Patsy v. Board of Regents of State of Florida

RESPONDENT: Board of Regents of State of Florida
LOCATION: Furnace Woods School

DOCKET NO.: 80-1874
DECIDED BY: Burger Court (1981-1986)
LOWER COURT: United States Court of Appeals for the Fifth Circuit

CITATION: 457 US 496 (1982)
ARGUED: Mar 02, 1982
DECIDED: Jun 21, 1982

Charles S. Sims - on behalf of the Petitioner
Mitchell D. Franks - on behalf of the Respondents

Facts of the case


Media for Patsy v. Board of Regents of State of Florida

Audio Transcription for Oral Argument - March 02, 1982 in Patsy v. Board of Regents of State of Florida

Warren E. Burger:

We will hear arguments next in the case of Patsy against Florida Board of Regents.

Mr. Sims, you may proceed whenever you are ready.

Charles S. Sims:

Mr. Chief Justice, and may it please the Court:

The issue in this case is whether plaintiffs in 1983 actions can generally be required to exhaust administrative remedies, despite this Court's consistent and repeated holdings that such exhaustion is not required, despite clear congressional recognition of and reliance on those holdings, and despite the absence of any historical basis to support a change in this Court's longstanding construction of Section 1983.

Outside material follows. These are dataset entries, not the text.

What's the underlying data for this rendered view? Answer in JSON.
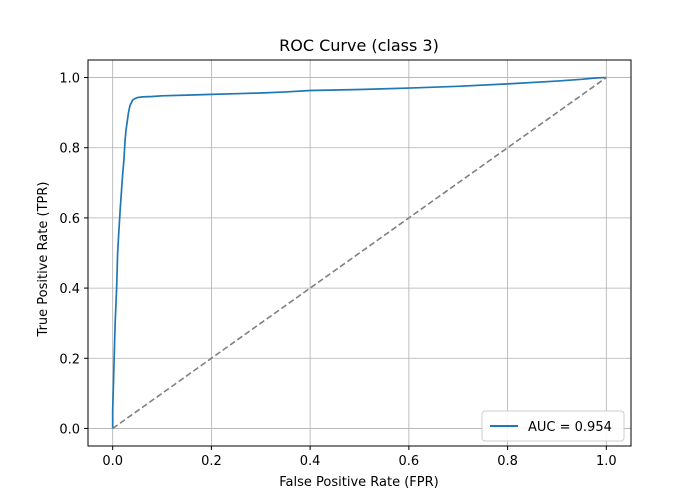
{
  "chart_data": {
    "type": "line",
    "title": "ROC Curve (class 3)",
    "xlabel": "False Positive Rate (FPR)",
    "ylabel": "True Positive Rate (TPR)",
    "xlim": [
      -0.05,
      1.05
    ],
    "ylim": [
      -0.05,
      1.05
    ],
    "xticks": [
      0.0,
      0.2,
      0.4,
      0.6,
      0.8,
      1.0
    ],
    "yticks": [
      0.0,
      0.2,
      0.4,
      0.6,
      0.8,
      1.0
    ],
    "xtick_labels": [
      "0.0",
      "0.2",
      "0.4",
      "0.6",
      "0.8",
      "1.0"
    ],
    "ytick_labels": [
      "0.0",
      "0.2",
      "0.4",
      "0.6",
      "0.8",
      "1.0"
    ],
    "grid": true,
    "legend_position": "lower-right",
    "series": [
      {
        "name": "AUC = 0.954",
        "color": "#1f77b4",
        "style": "solid",
        "x": [
          0.0,
          0.0,
          0.003,
          0.005,
          0.008,
          0.01,
          0.012,
          0.015,
          0.018,
          0.02,
          0.023,
          0.025,
          0.027,
          0.03,
          0.032,
          0.035,
          0.04,
          0.045,
          0.05,
          0.06,
          0.08,
          0.1,
          0.15,
          0.2,
          0.25,
          0.3,
          0.35,
          0.4,
          0.5,
          0.6,
          0.7,
          0.8,
          0.9,
          0.95,
          0.98,
          1.0
        ],
        "y": [
          0.0,
          0.05,
          0.2,
          0.3,
          0.4,
          0.5,
          0.55,
          0.62,
          0.68,
          0.72,
          0.77,
          0.82,
          0.85,
          0.88,
          0.9,
          0.92,
          0.935,
          0.94,
          0.943,
          0.945,
          0.946,
          0.948,
          0.95,
          0.952,
          0.954,
          0.956,
          0.959,
          0.963,
          0.966,
          0.97,
          0.975,
          0.982,
          0.99,
          0.995,
          0.999,
          1.0
        ]
      },
      {
        "name": "",
        "color": "#808080",
        "style": "dashed",
        "x": [
          0.0,
          1.0
        ],
        "y": [
          0.0,
          1.0
        ]
      }
    ]
  },
  "colors": {
    "grid": "#b0b0b0",
    "axes": "#000000",
    "background": "#ffffff"
  }
}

Unlike most cases that come before the Court, this case pronounced not a new issue, but an old, previously settled one and respondents have not come near to making the sort of showing required to justify a change in settled statutory construction.

The case is here more than three years after petitioner first filed a complaint in the Federal District Court in Florida under Section 1983 alleging unlawful employment discrimination in violation of the Equal Protection Clause of the 14th amendment.

The plaintiff has sought injunctive relief and damages.

There have been no proceedings on the merits and no discovery.

The district court granted defendant's motion to dismiss for failure to exhaust administrative remedies.

The Fifth Circuit initially reversed that decision, relying on this Court's cases, but the court of appeals reheard the case en banc and decided that 1983 plaintiffs would henceforward be required to exhaust administrative remedies under traditional exhaustion standards.

This Court's holdings to the contrary were distinguished.

The court remanded for a hearing as to the adequacy of the particular remedies available to this plaintiff, and she thereupon sort certiorari here, and either summary reversal in light of recent legislation of which the Fifth Circuit had apparently not been aware, or plenary consideration which this Court granted.

Mr. Sims, the three judges on the original panel all joined the majority on the rerun, didn't they?

Charles S. Sims:

I had not noticed that, Your Honor.

I think that the dissenting opinions in the court of appeals plainly set forth the basis on which they thought the question had been foreclosed before this Court in any--

But none of the originals... well, each of them switched sides.

I wondered if you had an explanation for it.

Charles S. Sims:

--I do not, Your Honor.

The rule against required exhaustion, which this Court has announced and adhered to as a matter of statutory construction, is, of course, not etched in stone.

Our submission is that in light of congressional action in 1871 and more recently, that it is written into law.

The question here is not one of policy.

Instead, it is what Congress has meant.

The imposition of an exhaustion requirement onto Section 1983 would be a revision of that statute, and statutory revision is a matter for Congress, not for the court.

I plan to address here the three principal reasons why exhaustion cannot be required under Section 1983.

First, because of this Court's cases in stare decisis.

Second, because of recent congressional action; and third, because it is violative of the intention of the 42nd Congress.

Of course, this Court's non-exhaustion precedents do not themselves prevent the court from changing its mind in deciding that it has misconstrued the statute.

But neither can they simply be ignored, as respondents have ignored them.

They form the background against which this case must be decided, and they impose a heavy burden of justification on those who would change the rule.

The Court has held in six cases, all either unanimous or eight to one, that exhaustion cannot be required under 1983 itself.